La horde de Hellwitch n'a désormais qu'un seul objectif : atteindre et détruire Lady Death, et tous ceux qui la soutiennent. Alors que nos héros sont poursuivis par l'armée noire, la sorcière blanche décide de se séparer d'eux et de reprendre sa propre quête solitaire : sauver l'âme de sa mère, dans les griffes des plus abjects assassins que l'on puisse trouver. Ce sauvetage sera bien entendu semé d'embuches et constituera même un véritable piège mortel, mais Lady Death parviendra malgré tout à surmonter chaque affrontement et à libérer Marion, juste à temps pour être rejointe par ses alliés de toujours qui continuent de croire en elle et de se battre pour elle. Il est grand temps à présent de quitter les Enfers, car durant les combats face aux hordes démoniaques Marion a été gravement blessée et infectée. Seule la magie céleste du Paradis pourrait désormais la sauver, à condition que tombe le sombre Obélisque de la Perdition, un puissant artefact contrôlé par les Aînées et qui empêche toute téléportation hors des Enfers.
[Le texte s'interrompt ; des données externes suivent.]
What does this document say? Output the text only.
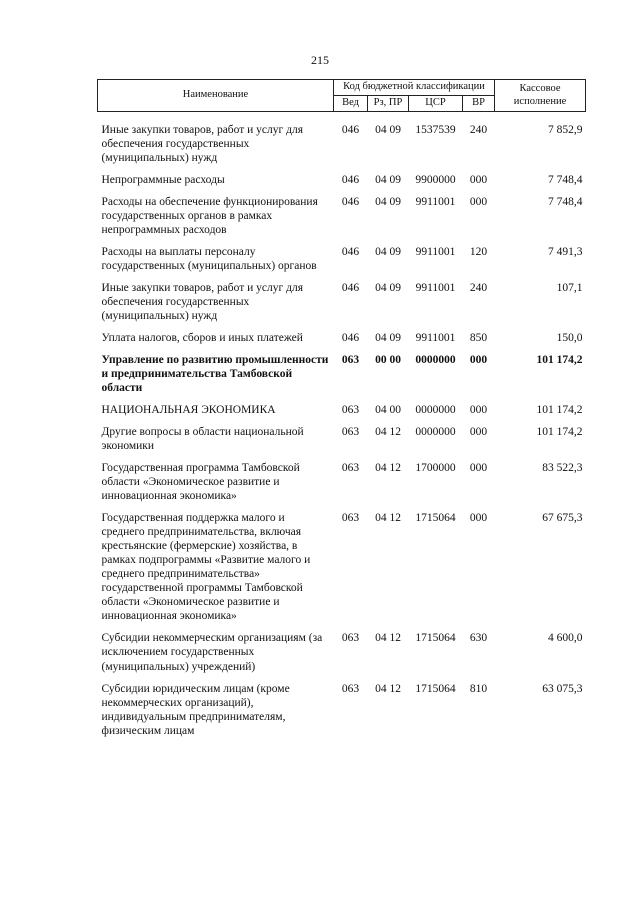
215
Наименование	Код бюджетной классификации				Кассовое исполнение
	Вед	Рз, ПР	ЦСР	ВР	

Иные закупки товаров, работ и услуг для обеспечения государственных (муниципальных) нужд	046	04 09	1537539	240	7 852,9
Непрограммные расходы	046	04 09	9900000	000	7 748,4
Расходы на обеспечение функционирования государственных органов в рамках непрограммных расходов	046	04 09	9911001	000	7 748,4
Расходы на выплаты персоналу государственных (муниципальных) органов	046	04 09	9911001	120	7 491,3
Иные закупки товаров, работ и услуг для обеспечения государственных (муниципальных) нужд	046	04 09	9911001	240	107,1
Уплата налогов, сборов и иных платежей	046	04 09	9911001	850	150,0
Управление по развитию промышленности и предпринимательства Тамбовской области	063	00 00	0000000	000	101 174,2
НАЦИОНАЛЬНАЯ ЭКОНОМИКА	063	04 00	0000000	000	101 174,2
Другие вопросы в области национальной экономики	063	04 12	0000000	000	101 174,2
Государственная программа Тамбовской области «Экономическое развитие и инновационная экономика»	063	04 12	1700000	000	83 522,3
Государственная поддержка малого и среднего предпринимательства, включая крестьянские (фермерские) хозяйства, в рамках подпрограммы «Развитие малого и среднего предпринимательства» государственной программы Тамбовской области «Экономическое развитие и инновационная экономика»	063	04 12	1715064	000	67 675,3
Субсидии некоммерческим организациям (за исключением государственных (муниципальных) учреждений)	063	04 12	1715064	630	4 600,0
Субсидии юридическим лицам (кроме некоммерческих организаций), индивидуальным предпринимателям, физическим лицам	063	04 12	1715064	810	63 075,3
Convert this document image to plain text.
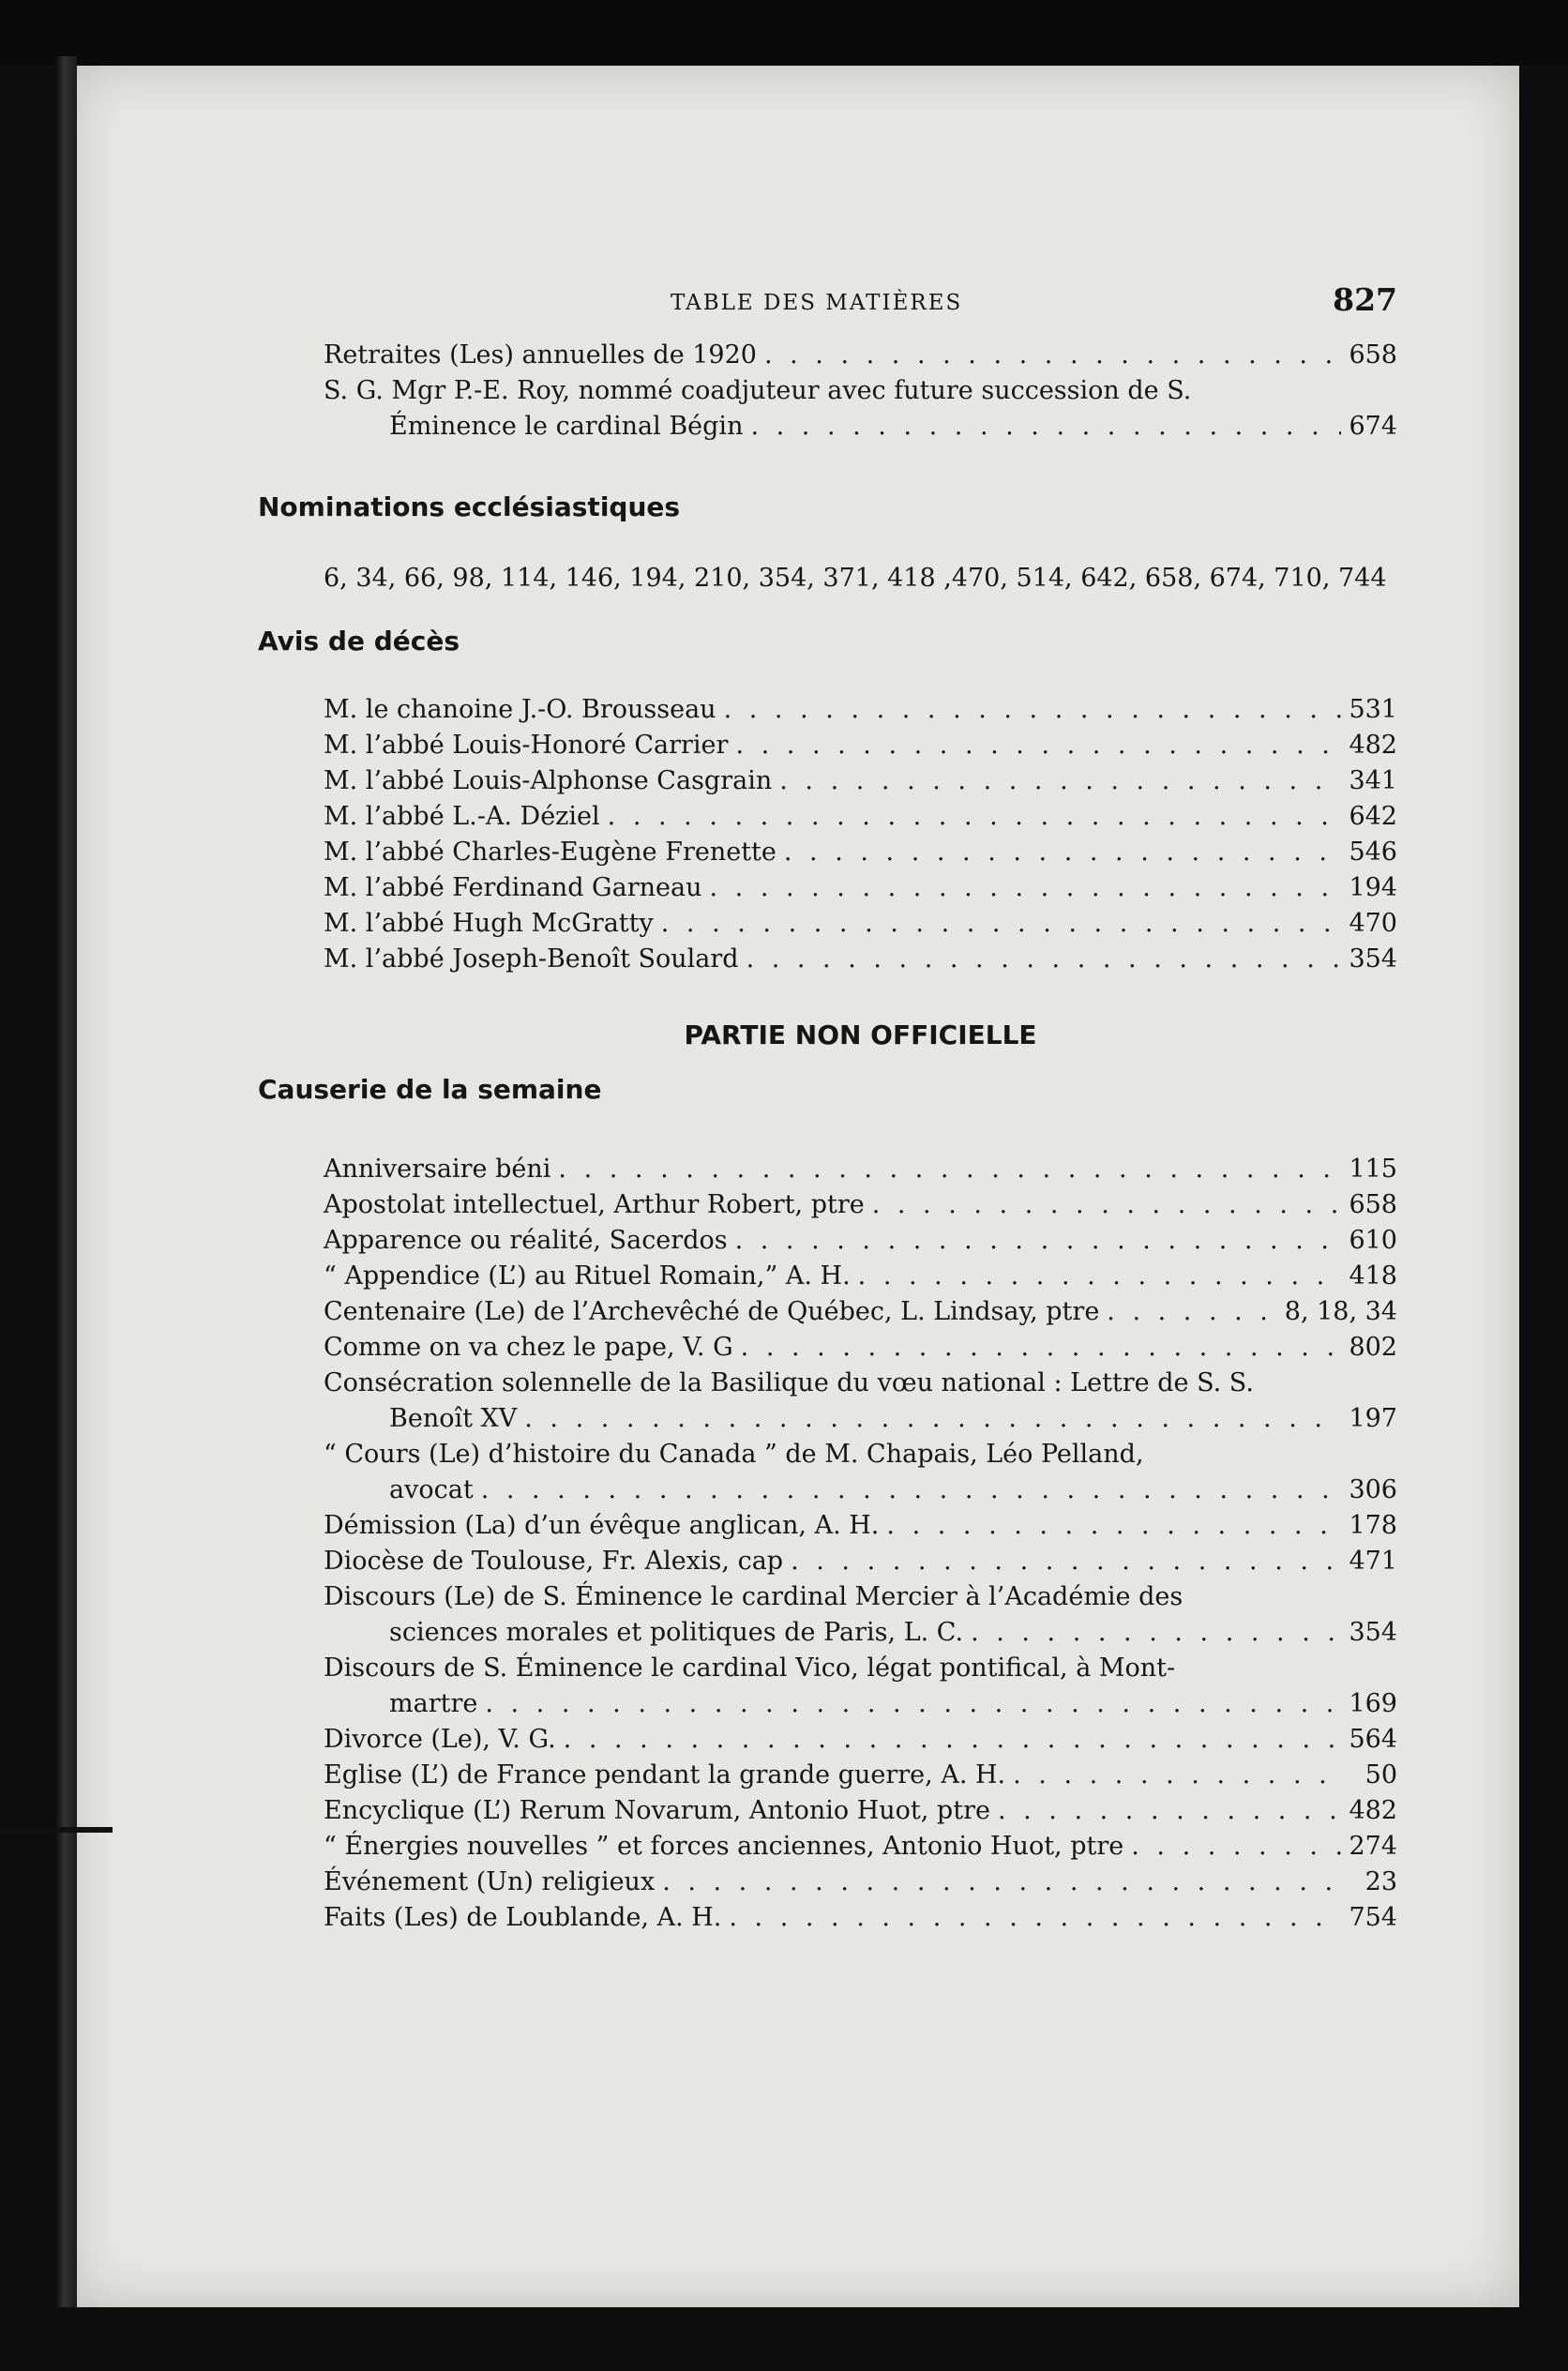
TABLE DES MATIÈRES	827
Retraites (Les) annuelles de 1920 . . .	658
S. G. Mgr P.-E. Roy, nommé coadjuteur avec future succession de S.
Éminence le cardinal Bégin . . .	674
Nominations ecclésiastiques
6, 34, 66, 98, 114, 146, 194, 210, 354, 371, 418 ,470, 514, 642, 658, 674, 710, 744
Avis de décès
M. le chanoine J.-O. Brousseau . . .	531
M. l’abbé Louis-Honoré Carrier . . .	482
M. l’abbé Louis-Alphonse Casgrain . . .	341
M. l’abbé L.-A. Déziel . . .	642
M. l’abbé Charles-Eugène Frenette . . .	546
M. l’abbé Ferdinand Garneau . . .	194
M. l’abbé Hugh McGratty . . .	470
M. l’abbé Joseph-Benoît Soulard . . .	354
PARTIE NON OFFICIELLE
Causerie de la semaine
Anniversaire béni . . .	115
Apostolat intellectuel, Arthur Robert, ptre . . .	658
Apparence ou réalité, Sacerdos . . .	610
“ Appendice (L’) au Rituel Romain,” A. H. . . .	418
Centenaire (Le) de l’Archevêché de Québec, L. Lindsay, ptre . . .	8, 18, 34
Comme on va chez le pape, V. G . . .	802
Consécration solennelle de la Basilique du vœu national : Lettre de S. S.
Benoît XV . . .	197
“ Cours (Le) d’histoire du Canada ” de M. Chapais, Léo Pelland,
avocat . . .	306
Démission (La) d’un évêque anglican, A. H. . . .	178
Diocèse de Toulouse, Fr. Alexis, cap . . .	471
Discours (Le) de S. Éminence le cardinal Mercier à l’Académie des
sciences morales et politiques de Paris, L. C. . . .	354
Discours de S. Éminence le cardinal Vico, légat pontifical, à Mont-
martre . . .	169
Divorce (Le), V. G. . . .	564
Eglise (L’) de France pendant la grande guerre, A. H. . . .	50
Encyclique (L’) Rerum Novarum, Antonio Huot, ptre . . .	482
“ Énergies nouvelles ” et forces anciennes, Antonio Huot, ptre . . .	274
Événement (Un) religieux . . .	23
Faits (Les) de Loublande, A. H. . . .	754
La grande bataille est donc lancée, les alliés de Lady Death se retrouvent retranchés dans la cité de Dis assiégée par les démons, bien trop nombreux pour tous être combattus. Le bouclier qui protège la cité tombe d'ailleurs bien vite et nos héros, rejoints par le commando venu de la surface, luttent sans relâche contre la horde. Bien des sacrifices seront nécessaires pour parvenir jusqu'à l'Obélisque, et Lady Death perdra encore plusieurs de ses compagnons d'armes avant de pouvoir sauver sa mère en la confiant à War Angel. Marion et l'ange guerrière partagent d'ailleurs un secret, qu'il est temps de révéler à la sorcière blanche que l'on appelait jadis Hope. Un secret qui pourrait bien bouleverser totalement le destin de la maîtresse de la Mort ! L'affrontement final face aux Aînées et face à Hellwitch tourne au désavantage de Lady Death, tiraillée par ses sentiments et incapable de risquer la vie de sa mère pour sauver les autres... quel sera le prix à payer afin de quitter les Enfers ? Quoi qu'il arrive désormais, les choses ont irrémédiablement changé pour la sorcière blanche, qui se retrouve de nouveau isolée et avec sur ses épaules le poids d'un monde à sauver. Sera-t-elle de taille ?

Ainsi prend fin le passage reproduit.